Heterogeneous Graph Reasoning with Multi-Level Filtering for Document-Level Relation Extraction
The core challenge of Document-level Relation Extraction (DocRE) lies in handling long-range dependencies across sentences. Although heterogeneous graph reasoning has demonstrated great potential in modeling complex entity interactions, this complexity is a double-edged sword. In long documents, heterogeneous graphs introduce a large number of background vocabularies irrelevant to relation identification, resulting in a high signal-to-noise ratio (SNR) problem in the graph. Specifically, traditional graph construction methods often generate excessive false edges, leading to "over-smoothing" or "error accumulation" of semantic information during multi-layer graph convolution reasoning. Ultimately, this makes it difficult for the model to distinguish between genuine logical relations and incidental co-occurrence noise.

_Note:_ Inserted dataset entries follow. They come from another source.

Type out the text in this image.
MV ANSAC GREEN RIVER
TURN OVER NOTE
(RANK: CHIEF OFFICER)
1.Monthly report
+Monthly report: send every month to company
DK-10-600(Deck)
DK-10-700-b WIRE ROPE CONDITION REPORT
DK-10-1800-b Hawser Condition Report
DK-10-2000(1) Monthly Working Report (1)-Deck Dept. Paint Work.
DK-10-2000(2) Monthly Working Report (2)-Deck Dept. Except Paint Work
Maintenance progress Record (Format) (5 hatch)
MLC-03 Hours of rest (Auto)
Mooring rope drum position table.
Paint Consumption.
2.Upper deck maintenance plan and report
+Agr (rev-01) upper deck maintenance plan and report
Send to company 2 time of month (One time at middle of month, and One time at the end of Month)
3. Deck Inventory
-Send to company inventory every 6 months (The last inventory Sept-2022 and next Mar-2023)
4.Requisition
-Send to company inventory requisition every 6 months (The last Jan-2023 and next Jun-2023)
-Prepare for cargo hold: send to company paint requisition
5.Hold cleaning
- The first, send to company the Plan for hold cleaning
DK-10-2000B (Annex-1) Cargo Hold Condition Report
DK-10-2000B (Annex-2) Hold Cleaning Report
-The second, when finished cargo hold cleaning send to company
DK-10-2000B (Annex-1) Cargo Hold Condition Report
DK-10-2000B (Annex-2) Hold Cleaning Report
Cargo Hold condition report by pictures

To address this challenge, we propose a Heterogeneous Graph Reasoning with Multi-Level Filtering for Document-level Relation Extraction (HGR-MLF-DocRE), whose core idea is to implement "full lifecycle" noise blocking through a multi-level filtering mechanism. This mechanism is not a simple post-processing step but is deeply integrated with heterogeneous graph reasoning:
- Input stage: Attention mechanisms are used to remove text spans that contribute nothing to relation judgment, ensuring the "purity" of initial node representations;
- Reasoning stage: Redundant connections in heterogeneous graph reasoning are dynamically pruned through topological structure optimization (e.g., meta-path pruning), preventing inference paths from deviating from targets amid complex meta-path interactions;
- Output stage: Consistency correction is applied using classification probability distributions to resolve common one-to-many or many-to-many relation conflicts in DocRE, ensuring the logical coherence of extracted relations.
Experimental results show that this "filtering-guided reasoning" architecture significantly improves the accuracy of information representation, which proves the effectiveness of combining heterogeneous graph reasoning (for enriching information representation) and multi-level filtering mechanisms (for information denoising) in the DocRE task.
- Ubuntu-18.10.1(4.18.0-25-generic)
- Python(3.6.8)
- Cuda(10.1.243)
- matplotlib (3.3.2)
- networkx (2.4)
- nltk (3.4.5)
- numpy (1.19.2)
- torch (1.3.0)
First you should get pretrained Bert_base model from huggingface and put it into ./bert/bert-base-uncased/.
Before running our code you need to obtain the DocRED dataset from the author of the dataset, Here.
After downing DocRED, you can use gen_data_extend_graph.py to preprocess data for Glove-HDR-DREM and use gen_bert_data_extend_graph.py to preprocess data for BERT-HDR-DREM. Finally, processed data will be saved into ./prepro_data and ./prepro_data_bert respectively.
For the CDR, you can obtain it from https://biocreative.bioinformatics.udel.edu/tasks/biocreative-v/track-3-cdr/.
For the GDA, you can obtain it from https://bitbucket.org/alexwuhkucs/gda-extraction/src/master/.
train.py used to start training
test.py used to evaluation model's performance on Dev or Test set.
Config.py is for training Glove-based model And Config_bert.py is used for training Bert_based model
For Dev set, you can use test.py to evaluate you trained model.
For Test set, you should first use test.py to get test results which saved in ./result, and submit it into Condalab competition.